Bonnie Lysyk found a number of issues with the government’s “Made in Ontario” climate plan, which she said underestimated the starting point for emissions by including several green programs that were actually cancelled by the Progressive Conservatives after they came to power last year.
Some reductions in the plan were double-counted or overstated, while others weren’t backed up by policies to achieve those targets, she said.
“Our audit concluded that the emission-reduction estimates in the plan are not based on sound evidence or sufficient detail,” the report said. “In its current early state, the plan is not likely to achieve its proposed emission-reduction target.”
Watch: Grim outlook for Canada in latest climate change report.
The province would have to reduce emissions by 17.6 megatonnes by 2030 to align with Canada’s target under the Paris Agreement of reducing emissions by 30 per cent by that year from 2005 levels.

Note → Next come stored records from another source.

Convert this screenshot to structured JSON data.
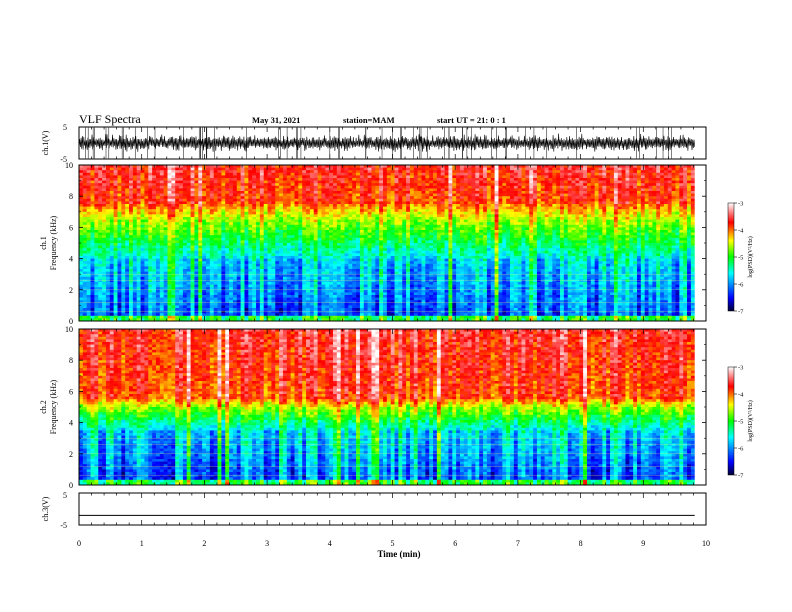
{
  "header": {
    "title": "VLF Spectra",
    "date": "May 31, 2021",
    "station": "station=MAM",
    "start": "start UT =  21: 0 : 1"
  },
  "colors": {
    "colormap": [
      "#000033",
      "#0000ff",
      "#00ffff",
      "#00ff00",
      "#ffff00",
      "#ff0000",
      "#ffffff"
    ],
    "axis": "#000000",
    "trace": "#000000"
  },
  "chart_data": [
    {
      "type": "line",
      "panel": "ch1-waveform",
      "ylabel": "ch.1(V)",
      "ylim": [
        -5,
        5
      ],
      "yticks": [
        "5",
        "-5"
      ],
      "xlim": [
        0,
        10
      ],
      "description_values": {
        "envelope_min": -2.5,
        "envelope_max": 2.5
      }
    },
    {
      "type": "heatmap",
      "panel": "ch1-spectrogram",
      "ylabel": "ch.1\nFrequency (kHz)",
      "ylabel_line1": "ch.1",
      "ylabel_line2": "Frequency (kHz)",
      "ylim": [
        0,
        10
      ],
      "yticks": [
        "0",
        "2",
        "4",
        "6",
        "8",
        "10"
      ],
      "xlim": [
        0,
        9.82
      ],
      "colorbar": {
        "label": "log(PSD)(V²/Hz)",
        "range": [
          -7,
          -3
        ],
        "ticks": [
          "-3",
          "-4",
          "-5",
          "-6",
          "-7"
        ]
      },
      "profile": {
        "low_cutoff_khz": 0.4,
        "blue_band_khz": [
          0.5,
          4.0
        ],
        "green_band_khz": [
          4.0,
          6.5
        ],
        "red_band_khz": [
          7.5,
          10
        ]
      }
    },
    {
      "type": "heatmap",
      "panel": "ch2-spectrogram",
      "ylabel": "ch.2\nFrequency (kHz)",
      "ylabel_line1": "ch.2",
      "ylabel_line2": "Frequency (kHz)",
      "ylim": [
        0,
        10
      ],
      "yticks": [
        "0",
        "2",
        "4",
        "6",
        "8",
        "10"
      ],
      "xlim": [
        0,
        9.82
      ],
      "colorbar": {
        "label": "log(PSD)(V²/Hz)",
        "range": [
          -7,
          -3
        ],
        "ticks": [
          "-3",
          "-4",
          "-5",
          "-6",
          "-7"
        ]
      },
      "profile": {
        "low_cutoff_khz": 0.4,
        "blue_band_khz": [
          0.5,
          3.5
        ],
        "green_band_khz": [
          3.5,
          5.0
        ],
        "red_band_khz": [
          5.5,
          10
        ]
      }
    },
    {
      "type": "line",
      "panel": "ch3-waveform",
      "ylabel": "ch.3(V)",
      "ylim": [
        -5,
        5
      ],
      "yticks": [
        "5",
        "-5"
      ],
      "xlim": [
        0,
        10
      ],
      "x": [
        0,
        9.82
      ],
      "y": [
        -2,
        -2
      ]
    }
  ],
  "xaxis": {
    "label": "Time (min)",
    "range": [
      0,
      10
    ],
    "ticks": [
      "0",
      "1",
      "2",
      "3",
      "4",
      "5",
      "6",
      "7",
      "8",
      "9",
      "10"
    ]
  }
}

But, the auditor found, the plan will only reduce emissions by between 6.3 and 13 megatonnes.
The government’s own analysis shows that the current initiatives in the climate change plan will only reduce greenhouse gas emissions by 10.9 megatonnes, the report said.
Ontario’s plan estimates emissions reductions based on three scenarios: business as usual with no new climate policies, the current climate change plan, and if additional or enhanced policies are pursued.
It is the additional policy scenario that eyes a 17.6-megatonne reduction, Lysyk said, with the current plan pegged at 10.9 megatonnes. But the plan released to the public merged the expected reductions from those two scenarios, with the document declaring the 2030 target “achievable,” Lysyk wrote.
The starting point of 160.9 megatonnes of emissions in 2030 if no further action is taken was too low, the auditor found, because it took into account programs that were cancelled by Ford’s government, such as renewable energy contracts, electricity conservation programs, and the cap-and-trade system implemented by the previous Liberal government.
The ministry estimated in its plan that 2.6 megatonnes in reductions would come from an increased uptake of low-carbon vehicles, assuming 1.3 million electric vehicles will be on the road in 2030.
That number would be a 3,000 per cent increase from the current number of electric vehicles on Ontario’s roads, and the government cancelled rebates for buying those cars and installing charging stations.
“The ministry was unable to provide details of any planned provincial initiatives that could increase the uptake of electric vehicles to 1.3 million and achieve the greenhouse gas reductions forecasted for this area,” Lysyk wrote in the report.